7. The system for calculating the earth and stone quantity in a dense vegetation area according to claim 6, wherein the acquisition module (10) is specifically configured to use a multi-rotor unmanned aerial vehicle to carry five lenses, and acquire an original topographic image in a planned project area according to the unmanned aerial vehicle route.

8. The system for calculating the earth and stone quantity in a dense vegetation area according to claim 6, wherein the forming module (30) is specifically configured to lay image control points with preset intervals of 100-150 m in the field, measure the coordinate quantity by using an RTK measuring instrument or a GPS instrument, process a point cloud model by software, and mark corresponding stab positions on aerial photographs to form oblique photography true three-dimensional data.
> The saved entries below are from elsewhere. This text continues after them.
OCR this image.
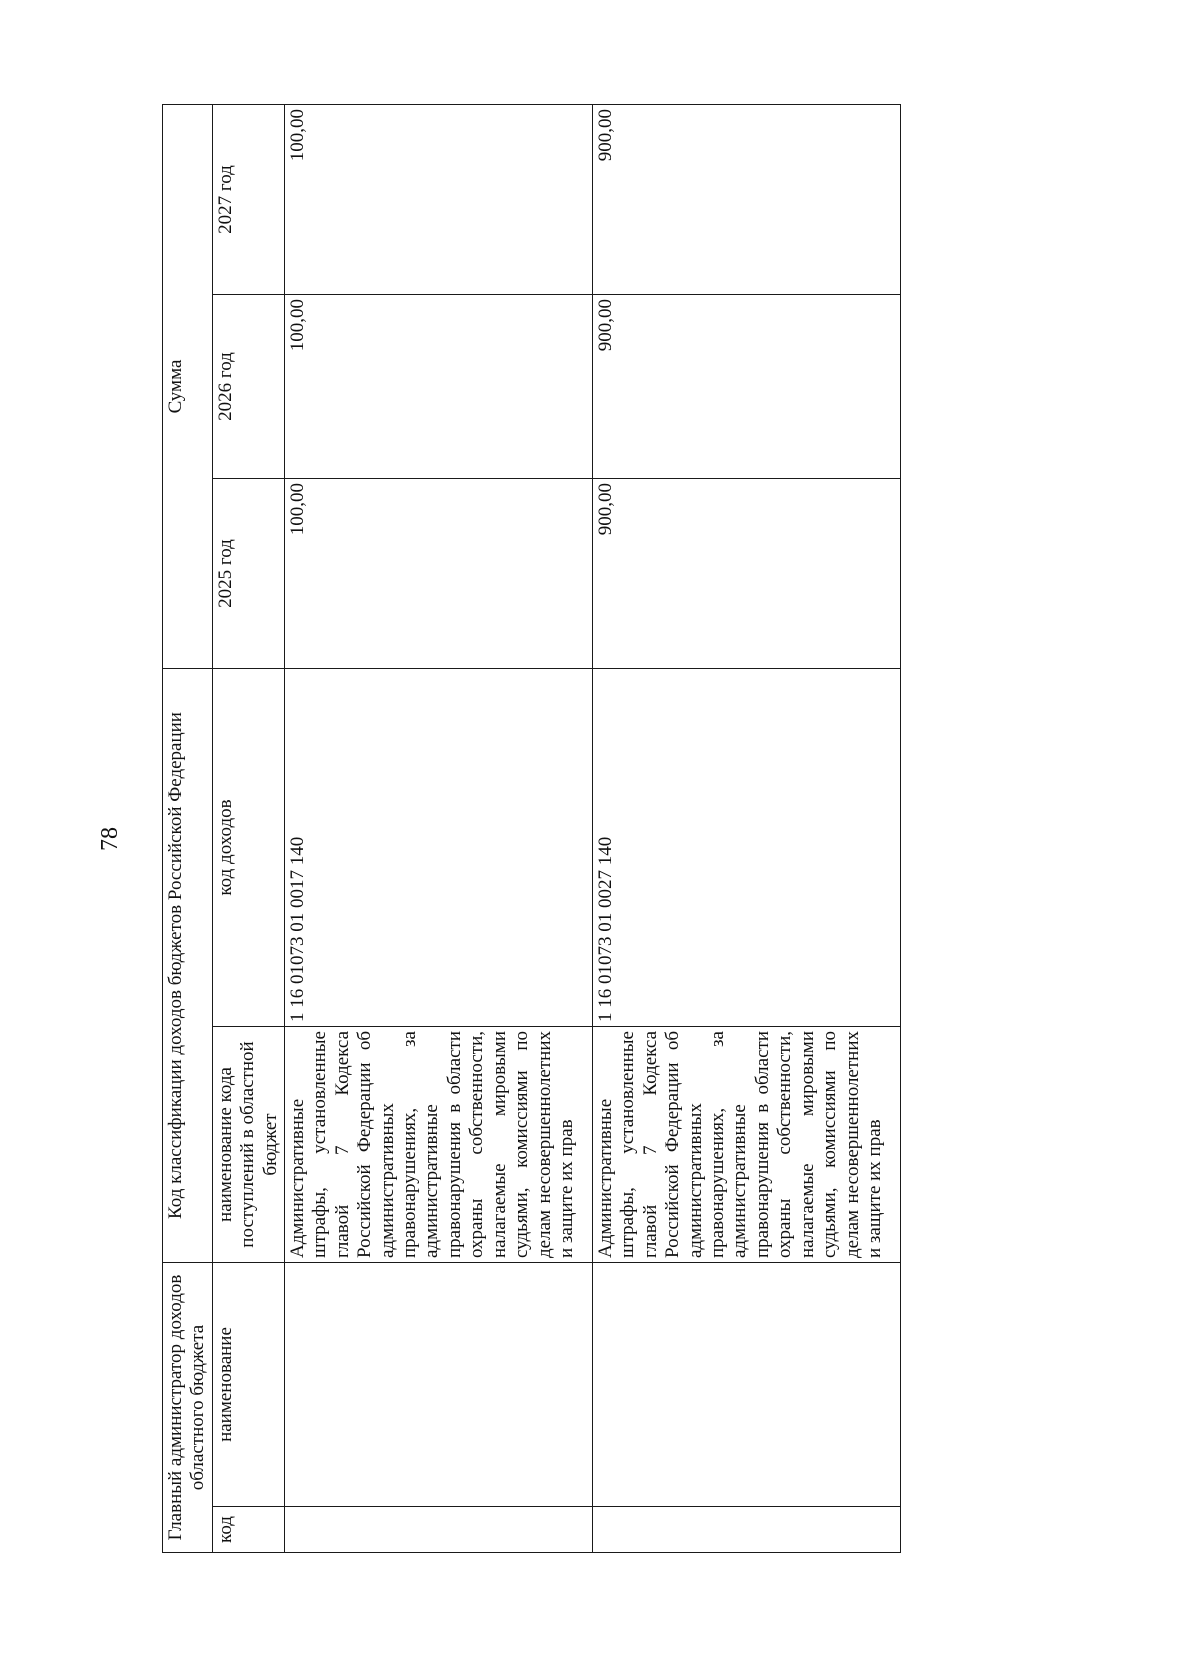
78
Главный администратор доходов областного бюджета		Код классификации доходов бюджетов Российской Федерации		Сумма		
код	наименование	наименование кода поступлений в областной бюджет	код доходов	2025 год	2026 год	2027 год
		Административные штрафы, установленные главой 7 Кодекса Российской Федерации об административных правонарушениях, за административные правонарушения в области охраны собственности, налагаемые мировыми судьями, комиссиями по делам несовершеннолетних и защите их прав	1 16 01073 01 0017 140	100,00	100,00	100,00
		Административные штрафы, установленные главой 7 Кодекса Российской Федерации об административных правонарушениях, за административные правонарушения в области охраны собственности, налагаемые мировыми судьями, комиссиями по делам несовершеннолетних и защите их прав	1 16 01073 01 0027 140	900,00	900,00	900,00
9. The system for calculating the amount of earth and stone in a dense vegetation area of claim 6 wherein the calculating module (90) comprises:

and the first calculation unit (91) is used for generating a point cloud model through unmanned aerial vehicle aerial photography, extracting ground points of the point cloud model, generating DEM data with original landform elevation information, comparing the obtained measurement area DEM data with the design original ground elevation data, and calculating earth and stone filling and excavation amount on the original ground.

10. The system for calculating the amount of earth and stone in a dense vegetation area of claim 9 wherein the calculating module (90) comprises:

and the second calculation unit (92) is used for calculating the earthwork quantity of each section by using the Civil3d software according to the generated contour line so as to perform earthwork allocation and filling balance.